Rembrandt, l’arte e la vita
Posted by Simona Maggiorelli su novembre 25, 2011
Un saggio di Todorov riapere la discussione critica sull’arte di Rembrandt. Mentre a Padava sono in mostra straordinari ritratti provenienti dal Museo di San Pietroburgo
di Simona Maggiorelli
Come riesce un pittore a cogliere sulla tela la profondità dell’animo umano? Quale processo creativo porta ad un’opera di valore universale? Da domande così importanti e impegnative nasce lo studio del filosofo franco-bulgaroTzventan Todorov sulla pittura di Rembrandt, L’arte o la vita! (Donzelli). Un saggio che, fin dal titolo, sembra volersi distaccare dalla suggestiva interpretazione di un filosofo come Georg Simmel che ha raccontato l’arte di Rembrandt come totalmente immersa nel flusso della vita e tesa a cogliere, fuori da ogni idealizzazione, la verità psichica dei soggetti sui loro volti.

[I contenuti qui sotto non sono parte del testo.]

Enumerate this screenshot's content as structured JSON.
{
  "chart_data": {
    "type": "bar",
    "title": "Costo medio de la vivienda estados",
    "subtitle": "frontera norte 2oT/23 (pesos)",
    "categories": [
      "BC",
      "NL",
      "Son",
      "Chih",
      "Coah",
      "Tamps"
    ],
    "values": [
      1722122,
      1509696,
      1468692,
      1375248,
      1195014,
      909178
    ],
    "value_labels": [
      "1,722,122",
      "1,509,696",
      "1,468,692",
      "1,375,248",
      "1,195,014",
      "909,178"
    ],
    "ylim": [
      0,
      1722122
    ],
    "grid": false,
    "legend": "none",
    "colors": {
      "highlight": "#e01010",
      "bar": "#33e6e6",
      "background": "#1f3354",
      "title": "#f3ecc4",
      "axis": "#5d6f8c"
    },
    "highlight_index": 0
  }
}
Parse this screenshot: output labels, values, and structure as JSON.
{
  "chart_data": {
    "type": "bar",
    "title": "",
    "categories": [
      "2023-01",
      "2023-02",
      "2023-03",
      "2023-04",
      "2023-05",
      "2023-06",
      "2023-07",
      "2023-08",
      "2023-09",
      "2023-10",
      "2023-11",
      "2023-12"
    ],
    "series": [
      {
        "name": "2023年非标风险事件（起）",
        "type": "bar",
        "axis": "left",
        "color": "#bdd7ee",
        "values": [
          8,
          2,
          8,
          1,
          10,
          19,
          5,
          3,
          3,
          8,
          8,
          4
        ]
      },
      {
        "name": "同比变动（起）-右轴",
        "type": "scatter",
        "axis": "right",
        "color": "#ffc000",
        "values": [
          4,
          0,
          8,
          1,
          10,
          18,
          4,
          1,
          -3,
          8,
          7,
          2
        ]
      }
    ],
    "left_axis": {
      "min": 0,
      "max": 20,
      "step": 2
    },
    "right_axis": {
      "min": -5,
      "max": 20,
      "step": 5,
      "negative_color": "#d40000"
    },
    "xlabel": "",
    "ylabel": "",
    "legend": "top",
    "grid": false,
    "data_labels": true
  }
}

Fu proprio questa acuta sensibilità psicologica, secondo Simmel, a fare di Rembrandt uno dei più grandi innovatori della pittura del Seicento, insieme a Caravaggio e Velázquez. Anche a partire da Bergson, in Studi su Rembrandt (Abscondita) Simmel scrive dell’ impulso vitale che nei ritratti di Rembrandt si fa istantaneamente segno e rappresentazione del movimento psichico. Diversamente dai pittori classici e rinascimentali, Rembrandt non estrae i personaggi dal flusso del tempo per eternarli o celebrarne un astratto ideale. Prova ne è anche la straordinaria serie di autoritratti che ci ha lasciato, in cui sembra di poter percepire lo stato d’animo dell’artista in quel momento in cui rappresenta se stesso. Così, dal timido ragazzo che si affaccia alla vita dell’Autoritratto giovanile si arriva alle ultime tele in cui la ricchezza del vissuto dell’artista sembra condensarsi sul suo volto in tonalità dense, calde, scure. Ma esempio emblematico di questo penetrante modo di rappresentare l’età matura è anche il Ritratto di vecchio ebreo del Museo di San Pietroburgo che, insieme al Ritratto di vecchia, è in mostra dal 25 novembre nei Musei Civici agli Eremitani di Padova.
Che la genialità di Rembrandt stia nel suo saper cogliere nel volto l’individualità e l’identità dei soggetti, dopo Simmel, è un fatto acquisito dalla critica. E la lettura di Todorov non se ne discosta. Anzi. Lungo la strada aperta da Simmel, (curiosamente mai citato ne L’arte o la vita!) sottolinea l’originalità di Rembrandt nel rappresentare l’invisibile dei rapporti umani, specie fra donne e bambini. Dopo secoli di pittura occidentale che, soprattutto nel medioevo, ha rappresentato i bimbi come uomini in miniatura, Rembrandt restituisce loro un’ identità di esseri umani che stanno crescendo. Ma confrontando la vicenda biografica del pittore con la sua evoluzione artistica, Todorov arriva ad ipotizzare che per raggiungere quel livello di intensità espressiva Rembrandt non attingesse alla propria, diretta, esperienza di vita. Ma da una presa di distanza. Proprio quando si ammala la moglie Saskia o quando i figli muoiono uno dopo l’altro, nota Todorov, la sua pittura tocca apici imprevisti di prolificità e invenzione. Tanto più il destino si accanisce, tanto più Rembrandt si separa da tutto e da tutti, isolandosi in un mondo di sola arte. Come se per svelare la verità, dovesse separarsi dagli uomini , conclude Todorov. Suggerendo che solo il narcisismo di Rembrandt assicurò “la generosità delle sue creazioni”.